La convention Etat-Mayotte (1992/1996) a lancé de vastes programmes dans les domaines de l'éducation, des activités sportives et de la santé. En matière d'éducation, son but était de rapprocher Mayotte des objectifs nationaux du système éducatif définis dans la loi d'orientation du 10 juillet 1989, notamment en mettant en place un enseignement préélémentaire. En matière de santé, elle se limitait à quelques domaines dans lesquels les besoins d'intervention de l'Etat étaient les plus urgents (restructuration et modernisation de l'hôpital de Mamoudzou).

Le XIème contrat de plan (1994-1998) a concrétisé la volonté des pouvoirs publics de poursuivre l'effort d'équipement de l'île. Pour la première fois, des partenaires privés étaient associés au financement de ce plan, à hauteur de 225 millions.

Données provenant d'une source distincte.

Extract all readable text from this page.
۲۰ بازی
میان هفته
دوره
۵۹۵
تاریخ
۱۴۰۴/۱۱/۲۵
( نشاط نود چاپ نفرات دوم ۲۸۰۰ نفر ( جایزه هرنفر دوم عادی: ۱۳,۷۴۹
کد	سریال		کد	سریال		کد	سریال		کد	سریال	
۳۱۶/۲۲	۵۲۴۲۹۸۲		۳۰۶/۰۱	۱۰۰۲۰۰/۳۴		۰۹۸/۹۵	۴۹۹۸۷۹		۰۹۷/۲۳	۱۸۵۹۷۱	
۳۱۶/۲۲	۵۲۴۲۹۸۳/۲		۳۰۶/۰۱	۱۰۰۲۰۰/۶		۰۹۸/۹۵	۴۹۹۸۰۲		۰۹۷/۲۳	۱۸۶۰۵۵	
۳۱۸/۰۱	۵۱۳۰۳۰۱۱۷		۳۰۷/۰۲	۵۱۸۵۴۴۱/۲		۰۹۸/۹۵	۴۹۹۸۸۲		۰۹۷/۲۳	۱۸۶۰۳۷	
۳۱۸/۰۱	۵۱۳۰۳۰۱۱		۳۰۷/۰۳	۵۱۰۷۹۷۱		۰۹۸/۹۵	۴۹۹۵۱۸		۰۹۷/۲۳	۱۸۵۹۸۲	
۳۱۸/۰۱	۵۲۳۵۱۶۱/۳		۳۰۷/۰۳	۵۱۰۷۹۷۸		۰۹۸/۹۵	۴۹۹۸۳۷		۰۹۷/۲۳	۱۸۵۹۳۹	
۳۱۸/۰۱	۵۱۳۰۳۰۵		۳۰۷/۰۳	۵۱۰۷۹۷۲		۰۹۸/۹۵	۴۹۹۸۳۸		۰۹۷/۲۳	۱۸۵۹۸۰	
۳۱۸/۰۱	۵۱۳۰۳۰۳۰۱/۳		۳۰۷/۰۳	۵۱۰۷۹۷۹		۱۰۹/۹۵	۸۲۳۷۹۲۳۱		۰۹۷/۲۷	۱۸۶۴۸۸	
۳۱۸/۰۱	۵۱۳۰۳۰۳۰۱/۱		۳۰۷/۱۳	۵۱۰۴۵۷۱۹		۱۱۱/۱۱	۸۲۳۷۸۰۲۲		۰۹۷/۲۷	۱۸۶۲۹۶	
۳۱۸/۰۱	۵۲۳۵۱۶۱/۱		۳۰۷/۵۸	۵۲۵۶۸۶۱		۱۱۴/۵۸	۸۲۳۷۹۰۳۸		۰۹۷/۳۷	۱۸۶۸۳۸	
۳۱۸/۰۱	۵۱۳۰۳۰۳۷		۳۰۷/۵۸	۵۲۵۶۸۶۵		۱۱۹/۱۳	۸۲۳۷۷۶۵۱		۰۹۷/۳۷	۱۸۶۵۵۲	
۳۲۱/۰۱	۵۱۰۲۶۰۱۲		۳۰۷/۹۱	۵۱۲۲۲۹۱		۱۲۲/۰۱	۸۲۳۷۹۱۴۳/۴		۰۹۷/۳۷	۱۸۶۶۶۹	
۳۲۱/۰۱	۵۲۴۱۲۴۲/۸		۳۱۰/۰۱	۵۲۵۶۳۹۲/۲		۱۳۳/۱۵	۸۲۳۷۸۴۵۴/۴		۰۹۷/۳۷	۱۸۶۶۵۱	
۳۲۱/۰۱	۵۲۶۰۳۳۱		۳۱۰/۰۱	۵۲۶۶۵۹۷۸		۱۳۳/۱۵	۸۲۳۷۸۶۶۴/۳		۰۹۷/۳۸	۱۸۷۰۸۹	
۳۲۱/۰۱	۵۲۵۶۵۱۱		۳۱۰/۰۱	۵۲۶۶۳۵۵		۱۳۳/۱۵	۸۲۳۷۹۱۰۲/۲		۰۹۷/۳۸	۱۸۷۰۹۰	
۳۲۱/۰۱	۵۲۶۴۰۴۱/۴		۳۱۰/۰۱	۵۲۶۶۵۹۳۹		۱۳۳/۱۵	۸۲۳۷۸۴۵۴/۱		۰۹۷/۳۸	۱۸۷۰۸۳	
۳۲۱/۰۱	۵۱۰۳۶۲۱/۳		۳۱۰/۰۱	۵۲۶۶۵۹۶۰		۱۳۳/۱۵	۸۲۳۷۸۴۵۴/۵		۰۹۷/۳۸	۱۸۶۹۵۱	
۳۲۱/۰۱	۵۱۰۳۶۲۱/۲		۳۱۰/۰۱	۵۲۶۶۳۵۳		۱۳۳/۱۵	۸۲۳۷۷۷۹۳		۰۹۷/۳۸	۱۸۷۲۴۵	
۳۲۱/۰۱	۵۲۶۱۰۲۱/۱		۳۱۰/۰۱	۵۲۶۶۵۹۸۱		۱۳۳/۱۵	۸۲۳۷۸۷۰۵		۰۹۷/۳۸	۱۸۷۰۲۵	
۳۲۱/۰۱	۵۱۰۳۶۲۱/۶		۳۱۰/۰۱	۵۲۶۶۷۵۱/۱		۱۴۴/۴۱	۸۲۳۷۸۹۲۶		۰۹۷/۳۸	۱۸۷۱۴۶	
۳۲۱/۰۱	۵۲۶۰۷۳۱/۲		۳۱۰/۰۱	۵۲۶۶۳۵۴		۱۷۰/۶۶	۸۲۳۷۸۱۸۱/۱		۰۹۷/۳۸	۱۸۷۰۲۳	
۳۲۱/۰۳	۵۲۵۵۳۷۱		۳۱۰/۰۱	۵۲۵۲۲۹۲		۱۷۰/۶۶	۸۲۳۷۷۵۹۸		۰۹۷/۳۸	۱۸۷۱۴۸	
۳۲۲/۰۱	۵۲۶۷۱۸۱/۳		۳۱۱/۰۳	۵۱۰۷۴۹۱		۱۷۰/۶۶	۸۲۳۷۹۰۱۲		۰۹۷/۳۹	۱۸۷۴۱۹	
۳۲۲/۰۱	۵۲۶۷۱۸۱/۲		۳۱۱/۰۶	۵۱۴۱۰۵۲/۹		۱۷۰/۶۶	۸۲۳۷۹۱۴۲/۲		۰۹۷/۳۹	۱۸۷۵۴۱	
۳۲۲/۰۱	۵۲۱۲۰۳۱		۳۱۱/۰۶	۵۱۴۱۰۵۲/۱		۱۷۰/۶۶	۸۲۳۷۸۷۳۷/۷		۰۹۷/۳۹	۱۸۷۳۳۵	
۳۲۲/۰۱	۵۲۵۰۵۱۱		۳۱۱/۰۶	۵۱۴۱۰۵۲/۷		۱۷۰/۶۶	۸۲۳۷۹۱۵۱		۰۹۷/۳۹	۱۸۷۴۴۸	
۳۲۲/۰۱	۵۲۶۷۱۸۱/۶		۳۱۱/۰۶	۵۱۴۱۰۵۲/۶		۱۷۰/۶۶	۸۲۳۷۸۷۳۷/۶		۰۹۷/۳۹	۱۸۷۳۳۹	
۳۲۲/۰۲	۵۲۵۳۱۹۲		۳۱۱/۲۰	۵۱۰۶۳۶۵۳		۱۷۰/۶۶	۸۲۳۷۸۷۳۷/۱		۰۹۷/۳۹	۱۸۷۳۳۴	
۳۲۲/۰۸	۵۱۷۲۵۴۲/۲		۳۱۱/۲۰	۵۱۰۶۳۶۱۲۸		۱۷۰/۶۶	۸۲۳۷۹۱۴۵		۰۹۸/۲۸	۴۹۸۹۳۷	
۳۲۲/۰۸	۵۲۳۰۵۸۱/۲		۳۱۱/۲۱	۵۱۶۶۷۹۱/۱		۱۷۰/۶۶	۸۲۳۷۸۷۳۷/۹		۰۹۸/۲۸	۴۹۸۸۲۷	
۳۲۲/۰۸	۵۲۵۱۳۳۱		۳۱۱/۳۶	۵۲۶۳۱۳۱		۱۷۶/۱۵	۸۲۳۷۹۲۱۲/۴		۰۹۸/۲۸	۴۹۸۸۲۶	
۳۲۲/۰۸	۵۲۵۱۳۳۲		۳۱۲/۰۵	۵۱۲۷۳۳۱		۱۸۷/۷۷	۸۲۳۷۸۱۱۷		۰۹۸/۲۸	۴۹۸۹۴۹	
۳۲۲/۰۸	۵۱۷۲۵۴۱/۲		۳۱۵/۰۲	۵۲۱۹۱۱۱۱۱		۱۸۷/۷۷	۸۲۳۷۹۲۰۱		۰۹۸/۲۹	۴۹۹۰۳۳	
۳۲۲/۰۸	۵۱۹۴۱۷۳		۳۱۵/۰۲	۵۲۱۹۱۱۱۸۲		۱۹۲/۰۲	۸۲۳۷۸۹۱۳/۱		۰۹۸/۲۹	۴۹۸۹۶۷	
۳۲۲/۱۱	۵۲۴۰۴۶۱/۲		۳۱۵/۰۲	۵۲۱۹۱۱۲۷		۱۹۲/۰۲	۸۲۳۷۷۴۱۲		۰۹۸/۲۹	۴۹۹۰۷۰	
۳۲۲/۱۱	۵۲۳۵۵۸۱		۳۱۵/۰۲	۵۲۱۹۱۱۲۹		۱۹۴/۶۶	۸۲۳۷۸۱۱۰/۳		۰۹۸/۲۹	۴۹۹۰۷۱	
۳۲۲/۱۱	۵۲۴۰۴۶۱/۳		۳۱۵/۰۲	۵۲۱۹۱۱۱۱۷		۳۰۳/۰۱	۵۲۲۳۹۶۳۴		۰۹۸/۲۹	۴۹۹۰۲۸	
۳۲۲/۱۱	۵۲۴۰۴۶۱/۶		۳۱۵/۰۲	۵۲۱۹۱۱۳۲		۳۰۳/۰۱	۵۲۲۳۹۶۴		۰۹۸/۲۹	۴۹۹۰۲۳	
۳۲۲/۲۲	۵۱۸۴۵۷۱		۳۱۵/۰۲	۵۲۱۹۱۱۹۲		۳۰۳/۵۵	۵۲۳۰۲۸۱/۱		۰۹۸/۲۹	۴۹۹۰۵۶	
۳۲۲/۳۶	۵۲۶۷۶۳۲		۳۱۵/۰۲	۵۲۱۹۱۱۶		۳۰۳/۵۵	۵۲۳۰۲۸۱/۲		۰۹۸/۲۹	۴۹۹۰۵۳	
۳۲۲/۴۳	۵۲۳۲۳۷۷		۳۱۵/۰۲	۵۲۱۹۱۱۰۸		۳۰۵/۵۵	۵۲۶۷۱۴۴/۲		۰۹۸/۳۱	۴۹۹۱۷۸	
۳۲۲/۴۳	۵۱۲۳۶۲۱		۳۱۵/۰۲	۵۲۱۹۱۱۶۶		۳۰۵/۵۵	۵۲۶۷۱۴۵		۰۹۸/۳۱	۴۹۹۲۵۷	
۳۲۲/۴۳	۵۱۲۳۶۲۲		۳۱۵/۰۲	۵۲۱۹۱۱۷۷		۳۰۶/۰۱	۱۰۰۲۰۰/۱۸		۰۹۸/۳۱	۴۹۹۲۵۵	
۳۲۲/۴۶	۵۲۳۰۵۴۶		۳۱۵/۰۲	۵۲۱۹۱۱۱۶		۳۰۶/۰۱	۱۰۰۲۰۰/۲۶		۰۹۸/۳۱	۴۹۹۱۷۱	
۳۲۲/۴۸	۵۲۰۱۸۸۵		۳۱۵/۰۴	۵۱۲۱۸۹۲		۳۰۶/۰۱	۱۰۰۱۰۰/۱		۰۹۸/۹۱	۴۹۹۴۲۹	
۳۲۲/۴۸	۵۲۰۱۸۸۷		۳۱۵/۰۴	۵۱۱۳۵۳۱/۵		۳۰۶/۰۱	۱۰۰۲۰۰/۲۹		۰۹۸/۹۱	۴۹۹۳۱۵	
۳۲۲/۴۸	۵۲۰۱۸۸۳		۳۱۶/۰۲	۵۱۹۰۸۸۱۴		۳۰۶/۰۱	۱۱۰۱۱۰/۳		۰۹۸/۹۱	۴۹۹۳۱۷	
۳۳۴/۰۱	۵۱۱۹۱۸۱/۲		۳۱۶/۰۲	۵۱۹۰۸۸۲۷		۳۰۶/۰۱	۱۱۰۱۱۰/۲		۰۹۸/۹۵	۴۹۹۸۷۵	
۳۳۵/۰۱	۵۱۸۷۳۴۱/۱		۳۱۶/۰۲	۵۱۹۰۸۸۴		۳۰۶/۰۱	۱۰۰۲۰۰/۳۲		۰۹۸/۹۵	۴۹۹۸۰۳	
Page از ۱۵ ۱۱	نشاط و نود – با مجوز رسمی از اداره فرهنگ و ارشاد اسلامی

Par ailleurs, les grands chantiers du port, de l'aéroport et de la centrale électrique ont été traités hors contrat de plan, de même qu'ont été prolongées, par avenant ou sous une autre forme, les conventions sectorielles en cours (santé, éducation, jeunesse et sports).

La convention de développement économique et social (1995-1999) visait à mettre en oeuvre la loi du 25 juillet 1994 tendant à favoriser l'emploi, l'insertion et les activités économiques dans les départements d'outre-mer, à Saint-Pierre-et-Miquelon et à Mayotte, tout en poursuivant les objectifs fixés par les deux précédentes conventions.

Elle était d'un montant de plus de 2 milliards de francs, soit plus du double des deux contrats de plan réunis.

Le XIIème contrat de plan 2000-2004 pour Mayotte signé en septembre 2000 se monte à 4,38 milliards de francs, soit près du double du précédent.

Le secrétaire d'Etat à l'outre-mer M. Christian Paul a souligné ses trois orientations stratégiques : asseoir les bases du développement économique de Mayotte, former les hommes et les femmes tant dans leur scolarité initiale que dans leur existence professionnelle, et poursuivre les programmes d'équipement et de développement social. Est ainsi prévue la création d'une maison de l'information et de la formation à Mamoudzou, l'amélioration des infrastructures de transport, des projets d'assainissement, de gestion de l'eau et de traitement des déchets ainsi que des mesures en faveur du logement social.

Par ailleurs, le versement d'une dotation supplémentaire de 681 millions de francs hors contrat de plan pour les constructions scolaires sur la période 2000-2004 a été annoncé en octobre 2000, tandis qu'était signée en novembre 2000 la convention entre l'Etat et la collectivité territoriale au sujet de la prise en charge par l'Etat de la rémunération des instituteurs à Mayotte (prévoyant le remboursement de la totalité de la rémunération y compris le « glissement vieillesse technicité » et le versement de 80% de la dotation dès le mois de février).

En outre, Mayotte a bénéficié des crédits ouverts au titre du FED.

Les crédits européens ont principalement portés sur les équipements de base.

Les IVème et Vème FED (de 1976 à 1985) ont été consacrés en totalité à l'adduction d'eau, tandis que le VIème FED (1986-1990) poursuivait comme objectif principal l'électrification rurale et le renforcement de la centrale électrique.

L'aide du VIIème FED (47 millions de francs pour la période 1991-1995) a principalement porté sur un projet d'adduction d'eau dans les secteurs Nord-Est et Nord-Ouest.

Pour le VIIIème FED (65,6 millions de francs pour la période 1996-2000), 85% de l'aide s'est concentrée sur l'assainissement de l'eau et le traitement des déchets.

Mayotte a donc bénéficié d'importants transferts ces dernières années.

* 5 Ces transferts sont en principe nets, puisque les contribuables de la collectivité territoriale ne versent pas d'impôt à l'Etat.